Assez mécaniquement, les bitcoins nouvellement produits seront donc moins nombreux. La production devenant plus faible, le prix devrait sensiblement augmenter (ce qui avait d’ailleurs été observé lors du précédent « halving », le bitcoin gagnant près de 10% autour de cette date), et ce d’autant plus si la demande, elle, continue d’être ferme comme on l’observe actuellement.
Parallèlement, le monde politique recommence à s’agiter sur ces questions de monnaie numérique. Peut-être sont-ce ces mouvements de hausse et cette volatilité qui ont poussé certains politiciens à émettre des borborygmes au sujet de la monnaie numérique ? En tout cas, questions gargouillements impromptus, nous avons été servis du côté du Front National qui n’a pas pu s’empêcher d’expliquer vouloir une loi pour interdire cette abomination en France.
Peut-on s’en étonner ? Par nature, Bitcoin permet l’affranchissement des individus de toute tutelle étatique en séparant de façon étanche leurs activités financières des doigts particulièrement rapaces (et boudinés) de l’État omniventripotent. Un parti qui a placé si haut le rôle de l’État au point d’en faire l’alpha et l’oméga de toute solution aux problèmes des Français ne peut guère laisser se développer une telle technologie, surtout si, in fine, elle remet clairement en cause la façon dont peut être collecté l’impôt (toujours citoyen, toujours festif, toujours légitime et toujours consenti, bien sûr).
De façon diamétralement opposée, notons l’incroyable proposition d’une dizaine de députés LR emmenés par Laure de la Raudière qui souhaitent donner une valeur probante aux enregistrements de transactions authentifiés par une technologie de type blockchain. Deux amendements (n°227 et 229) à l’actuelle loi de modernisation de la vie économique ont en effet été déposés en ce sens et permettraient par exemple d’utiliser une blockchain pour des transferts de propriété, que ce soit des actions ou des biens immobiliers, en remplacement de certains actes (notariés, typiquement).
Certes, l’actuelle écriture de ces amendements laisse une place extrêmement large à la notion même de blockchain et la lie à une définition établie par décret en Conseil d’État, ce qui peut aboutir à tout et surtout n’importe quoi comme le législateur nous y habitue de façon assez régulière. Il ne faudra pas se réjouir trop vite.
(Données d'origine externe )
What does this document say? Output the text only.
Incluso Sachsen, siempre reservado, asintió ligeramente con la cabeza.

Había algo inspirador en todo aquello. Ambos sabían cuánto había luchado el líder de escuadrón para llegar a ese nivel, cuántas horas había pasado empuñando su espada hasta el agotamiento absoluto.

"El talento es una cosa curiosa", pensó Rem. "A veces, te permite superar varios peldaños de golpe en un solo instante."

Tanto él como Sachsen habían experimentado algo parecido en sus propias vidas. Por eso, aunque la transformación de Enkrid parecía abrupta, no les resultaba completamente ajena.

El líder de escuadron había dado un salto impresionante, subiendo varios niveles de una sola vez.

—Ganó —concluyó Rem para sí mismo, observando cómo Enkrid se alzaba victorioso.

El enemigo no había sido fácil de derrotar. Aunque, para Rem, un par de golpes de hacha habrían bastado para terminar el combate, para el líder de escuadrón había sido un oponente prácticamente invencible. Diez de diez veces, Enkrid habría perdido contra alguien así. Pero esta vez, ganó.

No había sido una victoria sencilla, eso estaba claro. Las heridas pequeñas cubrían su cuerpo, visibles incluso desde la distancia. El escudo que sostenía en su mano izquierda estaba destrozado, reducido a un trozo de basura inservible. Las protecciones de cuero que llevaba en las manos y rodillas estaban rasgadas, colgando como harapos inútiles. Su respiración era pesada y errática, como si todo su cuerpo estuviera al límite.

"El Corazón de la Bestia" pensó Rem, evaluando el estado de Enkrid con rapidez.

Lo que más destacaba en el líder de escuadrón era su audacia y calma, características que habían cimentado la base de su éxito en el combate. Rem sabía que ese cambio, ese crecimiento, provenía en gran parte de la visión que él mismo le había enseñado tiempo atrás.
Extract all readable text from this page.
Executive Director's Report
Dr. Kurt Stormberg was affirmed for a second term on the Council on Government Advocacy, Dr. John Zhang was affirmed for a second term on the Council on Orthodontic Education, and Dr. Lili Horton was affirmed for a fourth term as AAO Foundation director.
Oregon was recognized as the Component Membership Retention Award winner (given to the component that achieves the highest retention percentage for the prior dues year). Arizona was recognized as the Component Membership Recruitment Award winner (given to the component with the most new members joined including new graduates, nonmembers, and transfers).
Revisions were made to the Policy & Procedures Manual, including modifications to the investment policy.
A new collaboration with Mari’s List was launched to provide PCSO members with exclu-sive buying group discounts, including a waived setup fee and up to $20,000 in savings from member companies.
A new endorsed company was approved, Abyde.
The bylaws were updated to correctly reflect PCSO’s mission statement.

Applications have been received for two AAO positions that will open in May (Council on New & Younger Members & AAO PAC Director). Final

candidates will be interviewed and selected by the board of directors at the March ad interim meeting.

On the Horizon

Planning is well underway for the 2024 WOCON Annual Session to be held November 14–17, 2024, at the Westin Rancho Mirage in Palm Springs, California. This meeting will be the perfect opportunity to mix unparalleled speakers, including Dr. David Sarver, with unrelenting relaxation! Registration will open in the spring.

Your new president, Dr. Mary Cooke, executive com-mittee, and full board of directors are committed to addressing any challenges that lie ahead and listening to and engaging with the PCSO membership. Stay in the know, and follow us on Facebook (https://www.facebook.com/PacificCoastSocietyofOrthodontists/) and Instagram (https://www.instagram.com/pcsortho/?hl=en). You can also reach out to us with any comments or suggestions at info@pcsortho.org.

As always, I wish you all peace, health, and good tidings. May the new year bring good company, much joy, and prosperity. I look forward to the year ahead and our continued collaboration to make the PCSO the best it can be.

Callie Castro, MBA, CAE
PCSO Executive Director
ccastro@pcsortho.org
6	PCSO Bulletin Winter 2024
Cependant, l’existence même de ces deux amendements permet d’entrevoir comme une lumière au bout d’un long tunnel d’obscurantisme où, enfin, certains députés ont pris la mesure du siècle dans lequel ils s’inscrivent et tentent de s’accommoder des nouvelles technologies. Si, de surcroît, ils font pour une fois l’effort d’incorporer celles qui sont les plus révolutionnaires dans leurs réflexions, on ne peut que les en féliciter.
D’autant que ces amendements signent, en pratique, la fin des monopoles plus ou moins clairs de certaines professions lourdement réglementées qui interviennent lors des passations de propriété, depuis les courtiers boursiers jusqu’aux notaires, et depuis l’achat ou la vente d’actions jusqu’à celles de propriétés immobilières. En pratique, ces deux amendements pourraient provoquer une véritable révolution en France qui prendrait alors une très sérieuse avance dans la maîtrise des technologies à base de blockchain.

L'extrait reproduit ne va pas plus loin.